Девчонки смеются. Помпезный Ленитроп ковыляет за всеми следом, поле зрения у него рябит сетью ясного переплетенья, словно под дождиком, руки обращаются в камень – прочь из Тиргартена, мимо контуженных лип и каштанов, вглубь улиц или того, что их заменяет. Рядом все время гуляют патрули разных наций, и бестолковому квартету часто приходится залегать, а также не ржать слишком громко. Носки у Ленитропа промокли от росы. На улице разворачиваются танки, выжевывая параллельные хребты асфальта и каменной крошки. На открытых пространствах играют тролли и дриады. Еще в мае их посносило с мостов и деревьев, настало им освобожденье, и теперь они вполне прижились в городе. «Вот обсос, – чморят готовые выйти в свет тролли тех, кто не так стилен, – да он, как ни посмотри, еще с дерева не слез». Увечные статуи лежат под минеральным наркозом – засюртученные мраморные торсы чинуш побледнели в канавах. Мда, хмм, вот мы в самом центре Берлина и впрямь, э-э, несколько, Иисусе-Христе, а это еще что…
– Вы б осторожней, – советует Зойре, – тут оно все немножко резиновое.
– Но это вот что?
Ну а вот что – вот? что есть «вот»? – тут такое: Кинг-Конг или какое-то близкородственное существо сидит на корточках, очевидно, всего-навсего опорожняя кишечник, – прямо посреди улицы! и все такое! И-и на него не обращают внимания целые кузова, что один за другим скрежещут мимо, набитые русским рядовым составом в фасонных пилотках и с улыбками дуриков… «Эй! – хочется крикнуть Ленитропу, – эй, да поглядите же, какая здоровая обезьяна! или что оно там.
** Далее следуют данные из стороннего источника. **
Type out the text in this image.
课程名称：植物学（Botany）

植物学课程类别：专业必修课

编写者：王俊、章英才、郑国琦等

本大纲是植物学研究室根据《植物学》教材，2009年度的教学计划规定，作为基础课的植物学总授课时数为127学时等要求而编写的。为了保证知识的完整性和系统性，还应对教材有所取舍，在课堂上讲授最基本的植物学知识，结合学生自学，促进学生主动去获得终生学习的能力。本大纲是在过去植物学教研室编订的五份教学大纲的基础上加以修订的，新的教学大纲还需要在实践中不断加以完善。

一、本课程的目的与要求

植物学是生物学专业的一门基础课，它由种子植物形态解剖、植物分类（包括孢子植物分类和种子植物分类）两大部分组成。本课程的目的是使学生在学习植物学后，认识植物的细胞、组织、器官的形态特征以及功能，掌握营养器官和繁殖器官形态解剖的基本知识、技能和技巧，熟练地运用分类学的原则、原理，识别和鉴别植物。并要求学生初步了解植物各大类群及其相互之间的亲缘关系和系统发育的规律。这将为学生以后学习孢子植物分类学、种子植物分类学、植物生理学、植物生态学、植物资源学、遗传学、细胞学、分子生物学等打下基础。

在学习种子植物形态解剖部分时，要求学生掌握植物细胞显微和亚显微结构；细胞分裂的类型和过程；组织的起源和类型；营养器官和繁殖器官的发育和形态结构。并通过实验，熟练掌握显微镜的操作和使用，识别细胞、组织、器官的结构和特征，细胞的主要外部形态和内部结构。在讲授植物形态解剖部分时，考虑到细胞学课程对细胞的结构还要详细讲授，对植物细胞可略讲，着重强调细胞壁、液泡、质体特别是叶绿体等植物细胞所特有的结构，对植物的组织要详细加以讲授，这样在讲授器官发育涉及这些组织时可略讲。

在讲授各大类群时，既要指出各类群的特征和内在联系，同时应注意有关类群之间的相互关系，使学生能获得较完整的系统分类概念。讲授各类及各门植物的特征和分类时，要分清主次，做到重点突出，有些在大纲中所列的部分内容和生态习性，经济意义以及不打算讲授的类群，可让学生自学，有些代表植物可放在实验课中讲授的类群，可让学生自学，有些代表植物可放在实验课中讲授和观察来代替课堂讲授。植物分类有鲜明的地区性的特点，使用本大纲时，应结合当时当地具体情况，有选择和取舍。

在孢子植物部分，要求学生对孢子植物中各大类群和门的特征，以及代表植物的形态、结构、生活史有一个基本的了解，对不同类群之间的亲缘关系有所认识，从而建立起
Вы, парни, вы! Эй…» Но он, к счастью, не кричит. При ближайшем рассмотрении раскорячившийся монстр оказывается зданием Рейхстага – насквозь выбомбленным, заретушированным, опаленным до черной сажи на всех развороченных взрывами кривых и перспективах, и жестко-звонкие углеродные внутренности его замазаны меловыми русскими инициалами и множеством имен падших в мае товарищей.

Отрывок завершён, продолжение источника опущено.